Categorising Mathematical Etudes #mathsjournalclub

This post is in preparation for this evening's #mathsjournalclub twitter chat about the article "Mathematical études: embedding opportunities for developing procedural fluency within rich mathematical contexts" by Colin Foster, 2013 (available here.)

I have really liked the idea of etudes ever since I came across this article about a year ago. Embedding practice into a mathematically rich context seems to perfectly balance the need for practice with the desire that students be working productively towards something meaningful - as well as ensuring that mathematics stays centre-stage in the lesson.

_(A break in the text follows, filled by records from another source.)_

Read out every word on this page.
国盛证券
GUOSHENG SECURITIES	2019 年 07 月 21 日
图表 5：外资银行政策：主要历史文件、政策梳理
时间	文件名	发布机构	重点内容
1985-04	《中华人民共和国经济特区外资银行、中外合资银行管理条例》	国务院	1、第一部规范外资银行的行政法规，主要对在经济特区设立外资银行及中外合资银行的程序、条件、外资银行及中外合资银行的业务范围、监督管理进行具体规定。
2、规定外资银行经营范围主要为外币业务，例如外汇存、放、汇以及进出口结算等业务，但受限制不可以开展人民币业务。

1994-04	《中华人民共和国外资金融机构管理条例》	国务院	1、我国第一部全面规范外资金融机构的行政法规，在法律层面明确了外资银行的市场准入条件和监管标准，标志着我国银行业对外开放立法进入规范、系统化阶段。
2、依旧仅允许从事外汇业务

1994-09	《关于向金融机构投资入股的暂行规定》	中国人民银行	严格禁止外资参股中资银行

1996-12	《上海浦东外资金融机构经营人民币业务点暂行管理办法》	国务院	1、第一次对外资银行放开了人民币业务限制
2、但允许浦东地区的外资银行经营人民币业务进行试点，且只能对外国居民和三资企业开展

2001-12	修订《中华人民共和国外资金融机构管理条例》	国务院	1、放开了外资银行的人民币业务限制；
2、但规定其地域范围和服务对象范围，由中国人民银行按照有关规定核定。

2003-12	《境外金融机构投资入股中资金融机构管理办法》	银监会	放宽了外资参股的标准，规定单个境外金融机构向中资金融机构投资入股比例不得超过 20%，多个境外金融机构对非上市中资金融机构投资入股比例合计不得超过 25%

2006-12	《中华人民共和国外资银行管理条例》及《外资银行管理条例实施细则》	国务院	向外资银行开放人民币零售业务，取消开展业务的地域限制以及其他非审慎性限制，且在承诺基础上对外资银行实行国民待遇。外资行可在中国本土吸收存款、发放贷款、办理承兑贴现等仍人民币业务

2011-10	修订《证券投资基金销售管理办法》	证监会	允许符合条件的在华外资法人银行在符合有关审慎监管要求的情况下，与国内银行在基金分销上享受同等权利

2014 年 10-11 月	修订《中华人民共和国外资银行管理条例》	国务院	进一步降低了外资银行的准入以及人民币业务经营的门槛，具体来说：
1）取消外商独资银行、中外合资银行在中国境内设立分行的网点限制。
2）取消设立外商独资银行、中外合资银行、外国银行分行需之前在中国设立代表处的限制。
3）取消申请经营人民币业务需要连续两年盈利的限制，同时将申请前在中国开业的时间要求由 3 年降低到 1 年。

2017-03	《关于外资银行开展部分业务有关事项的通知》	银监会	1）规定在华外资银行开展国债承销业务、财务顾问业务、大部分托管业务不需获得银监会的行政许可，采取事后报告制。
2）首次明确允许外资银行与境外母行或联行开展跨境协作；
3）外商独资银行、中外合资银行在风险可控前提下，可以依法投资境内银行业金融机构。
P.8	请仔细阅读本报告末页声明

My aim in this post is to link to various resources I believe fulfill the requirement of an etude and to find commonalities in the types of over-arching mathematical goal involved in each case - that is to categorise them!


Category 1
Students follow a rule leading to a pattern of results - can the pattern be justified?
(ie. the teacher taps into a seam of related examples that follow some rule and students investigate this seam.)

Examples:
- At MathsPad, we developed this task on factorising and expanding (this is still in flash at the time of writing), inspired by an interesting book on productively using algebra by Martin Kindt (available as pdf here.)
- Calculations with fractions in this task by Don Steward.


Category 2
Students are given a number of criteria and examples must be found that fulfil different combinations of these criteria.

Examples:
- Johnny Griffith's Risps are good examples of these - such as Risp 10 on coordinate geometry, where for each section of a Venn Diagram, an example must be found.

(Also, students must combine given elements to form as many examples as possible - such as RISP 3)


Category 3
Students work on examples where the results converge towards a limit.

Examples:
- Finding areas of successive polygons surrounded by circles, which in the limit will tend towards pi. Embedded practice of using trigonometry and finding areas.